Process stuck when using XROOTD + Streaming from the grid + RDataFrame

Hi,

The code below:

import ROOT

from XRootD              import client

filename='root://xrootd.echo.stfc.ac.uk/lhcb:user/lhcb/user/a/acampove/GangaFiles_11.18_Wednesday_27_October_2021/2011_skimmed.root'

df = ROOT.RDataFrame('gen/truth', filename)
df=df.Define('x' , 'B_plus_PX')

is a minimal reproducer that uses data in the Grid, therefore you might need a grid certificate to run it. It seems to get stuck when this particular combination of:

  • XROOTD line above.
  • Data in the grid.
  • Dataframe

are used. This caused our grid jobs to just wait, when jobs get stuck for around an hour (i.e. the process waits in status S) these jobs get killed and the log files do not get saved. That made this particular problem extremely time consuming to solve.

Now that we know the source of the problem, we will just drop the XROOTD line; thus, a solution is not urgently needed. In any case we thought of letting you know.

Cheers.


Please read tips for efficient and successful posting and posting code

_ROOT Version: 6.24/06
_Platform: x86_64-centos7-gcc10-opt
_Compiler: gcc10


Or just setup LCG_101 with x86_64-centos7-gcc10-opt

Hi @rooter_03 ,
thank you for the report, this is not a known issue.
If I understand correctly removing from XRootD import client is a workaround? That’s very surprising.

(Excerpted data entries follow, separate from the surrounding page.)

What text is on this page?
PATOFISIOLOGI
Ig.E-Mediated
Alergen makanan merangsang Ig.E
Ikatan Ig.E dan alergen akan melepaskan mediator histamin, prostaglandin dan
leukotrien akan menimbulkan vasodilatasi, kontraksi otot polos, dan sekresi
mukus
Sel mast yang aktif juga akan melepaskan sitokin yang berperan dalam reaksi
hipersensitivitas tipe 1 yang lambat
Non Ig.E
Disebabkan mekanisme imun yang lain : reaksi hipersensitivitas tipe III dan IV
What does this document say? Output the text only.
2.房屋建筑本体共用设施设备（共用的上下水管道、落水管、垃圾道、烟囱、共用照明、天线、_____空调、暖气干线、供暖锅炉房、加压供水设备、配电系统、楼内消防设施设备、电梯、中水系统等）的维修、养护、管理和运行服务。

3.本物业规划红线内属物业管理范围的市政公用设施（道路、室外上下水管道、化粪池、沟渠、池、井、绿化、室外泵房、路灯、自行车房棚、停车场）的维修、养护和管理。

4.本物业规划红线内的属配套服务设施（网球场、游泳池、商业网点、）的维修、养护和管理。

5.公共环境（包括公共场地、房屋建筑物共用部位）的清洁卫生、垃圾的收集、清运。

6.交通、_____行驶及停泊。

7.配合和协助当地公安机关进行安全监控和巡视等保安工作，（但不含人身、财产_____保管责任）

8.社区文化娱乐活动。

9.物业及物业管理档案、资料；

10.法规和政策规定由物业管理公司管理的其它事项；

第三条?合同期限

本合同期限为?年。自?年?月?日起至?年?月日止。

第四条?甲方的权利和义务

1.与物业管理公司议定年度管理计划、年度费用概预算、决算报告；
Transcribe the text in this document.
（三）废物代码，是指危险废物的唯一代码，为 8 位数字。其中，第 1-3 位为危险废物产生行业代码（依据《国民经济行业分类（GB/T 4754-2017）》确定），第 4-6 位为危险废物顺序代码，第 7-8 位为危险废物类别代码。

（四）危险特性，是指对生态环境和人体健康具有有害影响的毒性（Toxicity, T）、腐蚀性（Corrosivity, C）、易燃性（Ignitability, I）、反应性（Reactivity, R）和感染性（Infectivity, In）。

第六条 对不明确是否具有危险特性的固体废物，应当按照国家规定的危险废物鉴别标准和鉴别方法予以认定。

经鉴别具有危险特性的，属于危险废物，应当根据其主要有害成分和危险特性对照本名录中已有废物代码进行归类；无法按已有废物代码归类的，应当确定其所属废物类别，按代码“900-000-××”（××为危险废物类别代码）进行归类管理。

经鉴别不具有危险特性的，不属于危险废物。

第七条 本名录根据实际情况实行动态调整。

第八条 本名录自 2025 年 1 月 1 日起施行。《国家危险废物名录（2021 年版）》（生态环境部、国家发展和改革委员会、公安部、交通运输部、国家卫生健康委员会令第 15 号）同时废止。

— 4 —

Also do you need RDataFrame, or is TFile enough to reproduce the isssue (RDataFrame does not do anything special, it uses TChain and TFile to access the files under the hood)? For example, do these work or hang?

import ROOT
from XRootD              import client

filename='root://xrootd.echo.stfc.ac.uk/lhcb:user/lhcb/user/a/acampove/GangaFiles_11.18_Wednesday_27_October_2021/2011_skimmed.root'

f = ROOT.TFile.Open(filename)
t = f.Get('gen/truth')
print(t.GetEntries())

or

import ROOT
from XRootD              import client

filename='root://xrootd.echo.stfc.ac.uk/lhcb:user/lhcb/user/a/acampove/GangaFiles_11.18_Wednesday_27_October_2021/2011_skimmed.root'

c = ROOT.TChain('gen/truth')
c.Add(filename)
print(c.GetEntries())

Cheers,
Enrico

Hi @eguiraud ,

Surprisingly, TFile is enough to reproduce the issue, as long as you do not call TFile::Close. If this function is called, the problem does not happen. The problem does happen with TChain too. Maybe it has to do with the file not been closed explicitly.

A colleague found out that the problem goes away if the lines:

import ROOT

from XRootD              import client

are swapped to:

from XRootD              import client

import ROOT

Cheers.

Alright, thanks.
@chrisburr mentioned they already know the cause and will open a bug report about this soon – we’ll keep you posted.

Cheers,
Enrico

EDIT:

here it is: Deadlock in Python bindings when used with PyROOT · Issue #1552 · xrootd/xrootd · GitHub

This topic was automatically closed 14 days after the last reply. New replies are no longer allowed.